The Princely State of Jambughoda was bounded by the territory of Baria in the north; by Chhota Udepur (Udaipur) in the east; by Baroda in the south; and by the British district of Panch Mahals in the west.
History of Princely State of Jambughoda
The Parmar Rajputs were the ruling family of the Princely State of Jambughoda, who founded the territory during the initial years of the thirteenth century. During the reign of Thakor Jagat Singh, Jambughoda state came under the protection of the British East India Company by agreeing to pay half of the revenue of the state in exchange for protection from repression and the assurance of progressive government. The former native state was under the indirect rule of the British administration from 1839 to 1917. Succession of the throne was governed by the rule of male primogeniture. Jambughoda state was a non- salute princely state. The native ruler of the state, who held the title of Thakor, exercised substantial civil and criminal jurisdiction.
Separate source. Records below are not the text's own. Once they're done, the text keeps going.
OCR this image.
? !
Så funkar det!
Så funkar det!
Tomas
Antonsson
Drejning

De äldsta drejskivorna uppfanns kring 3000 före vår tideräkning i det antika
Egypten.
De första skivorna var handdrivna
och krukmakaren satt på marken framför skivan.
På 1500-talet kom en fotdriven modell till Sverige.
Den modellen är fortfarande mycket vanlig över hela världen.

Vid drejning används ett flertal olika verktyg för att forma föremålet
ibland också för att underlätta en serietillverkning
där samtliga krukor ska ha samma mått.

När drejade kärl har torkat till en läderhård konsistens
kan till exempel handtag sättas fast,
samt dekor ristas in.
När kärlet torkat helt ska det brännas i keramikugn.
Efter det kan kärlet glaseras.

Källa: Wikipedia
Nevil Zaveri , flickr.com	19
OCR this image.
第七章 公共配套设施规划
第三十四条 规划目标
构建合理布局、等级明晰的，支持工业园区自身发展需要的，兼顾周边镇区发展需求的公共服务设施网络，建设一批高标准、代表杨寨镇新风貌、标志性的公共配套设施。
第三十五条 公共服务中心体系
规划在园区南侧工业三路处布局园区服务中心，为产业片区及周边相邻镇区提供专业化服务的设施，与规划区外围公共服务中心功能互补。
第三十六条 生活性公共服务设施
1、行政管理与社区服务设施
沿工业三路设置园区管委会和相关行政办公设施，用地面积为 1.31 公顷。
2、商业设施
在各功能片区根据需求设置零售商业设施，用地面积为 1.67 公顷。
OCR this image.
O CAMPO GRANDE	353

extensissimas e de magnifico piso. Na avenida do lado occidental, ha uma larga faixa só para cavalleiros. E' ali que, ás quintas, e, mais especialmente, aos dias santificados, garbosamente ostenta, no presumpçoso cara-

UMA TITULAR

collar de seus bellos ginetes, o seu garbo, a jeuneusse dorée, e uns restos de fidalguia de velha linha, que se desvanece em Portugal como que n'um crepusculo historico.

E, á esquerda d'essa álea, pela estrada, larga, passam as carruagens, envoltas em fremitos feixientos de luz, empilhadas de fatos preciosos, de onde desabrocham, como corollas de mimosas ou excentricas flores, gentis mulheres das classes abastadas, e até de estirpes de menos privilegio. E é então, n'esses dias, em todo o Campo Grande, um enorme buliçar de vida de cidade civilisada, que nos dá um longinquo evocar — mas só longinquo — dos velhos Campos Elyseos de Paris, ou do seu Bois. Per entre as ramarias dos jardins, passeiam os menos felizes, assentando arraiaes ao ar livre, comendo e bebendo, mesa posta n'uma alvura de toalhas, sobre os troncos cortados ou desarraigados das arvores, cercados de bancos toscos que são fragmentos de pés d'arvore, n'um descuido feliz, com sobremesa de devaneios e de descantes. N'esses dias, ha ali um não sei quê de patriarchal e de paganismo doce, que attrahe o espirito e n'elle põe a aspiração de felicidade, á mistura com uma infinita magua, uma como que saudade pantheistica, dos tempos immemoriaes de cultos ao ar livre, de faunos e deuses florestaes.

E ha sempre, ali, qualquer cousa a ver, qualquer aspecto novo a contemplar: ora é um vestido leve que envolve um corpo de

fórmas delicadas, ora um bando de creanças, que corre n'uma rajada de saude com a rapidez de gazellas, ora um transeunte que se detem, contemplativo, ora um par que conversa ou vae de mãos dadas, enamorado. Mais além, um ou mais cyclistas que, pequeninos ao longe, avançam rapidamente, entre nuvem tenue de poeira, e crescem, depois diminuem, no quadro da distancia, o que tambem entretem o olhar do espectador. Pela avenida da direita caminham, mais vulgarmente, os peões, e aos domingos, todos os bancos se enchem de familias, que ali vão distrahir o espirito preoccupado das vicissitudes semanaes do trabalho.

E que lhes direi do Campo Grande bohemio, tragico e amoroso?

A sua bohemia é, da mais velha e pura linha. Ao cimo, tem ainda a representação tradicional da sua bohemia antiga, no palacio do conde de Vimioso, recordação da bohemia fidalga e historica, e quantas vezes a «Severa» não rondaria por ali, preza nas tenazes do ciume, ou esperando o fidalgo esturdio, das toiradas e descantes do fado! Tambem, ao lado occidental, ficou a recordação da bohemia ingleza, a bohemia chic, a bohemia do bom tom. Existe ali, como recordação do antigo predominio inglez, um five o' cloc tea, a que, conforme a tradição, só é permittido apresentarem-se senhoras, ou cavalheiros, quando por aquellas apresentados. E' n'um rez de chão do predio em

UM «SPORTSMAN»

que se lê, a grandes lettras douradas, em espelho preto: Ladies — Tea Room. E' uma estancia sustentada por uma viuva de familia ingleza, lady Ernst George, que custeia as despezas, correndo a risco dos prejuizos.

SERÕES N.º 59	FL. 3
The personal jurisdiction of the Thakor of the princely state of Jambughoda was permanently reassigned to the state in October, 1931. The erstwhile princely state paid tribute to the princely state of Baroda.
During the 1930s, the Princely State of Jambughoda was admitted as one of the constituent members of the Chamber of Princes, a number of smaller states indirectly represented by 12 princes who were elected periodically by them. The progressive and efficient administration of the state of Jambughoda exempted it from attaching of states under the Attachment Scheme of 1943. The native ruler of the princely state held the title of Thakor and the style of Rana. The ruling chiefs who exercised jurisdictional powers were officially addressed as Meherban.
After the withdrawal of the British and the independence of India on 15th August 1947, the native ruler acceded his state to the newly formed Union of India, also known as the Dominion of India. Later the territory was merged with the modern Indian state of Gujarat.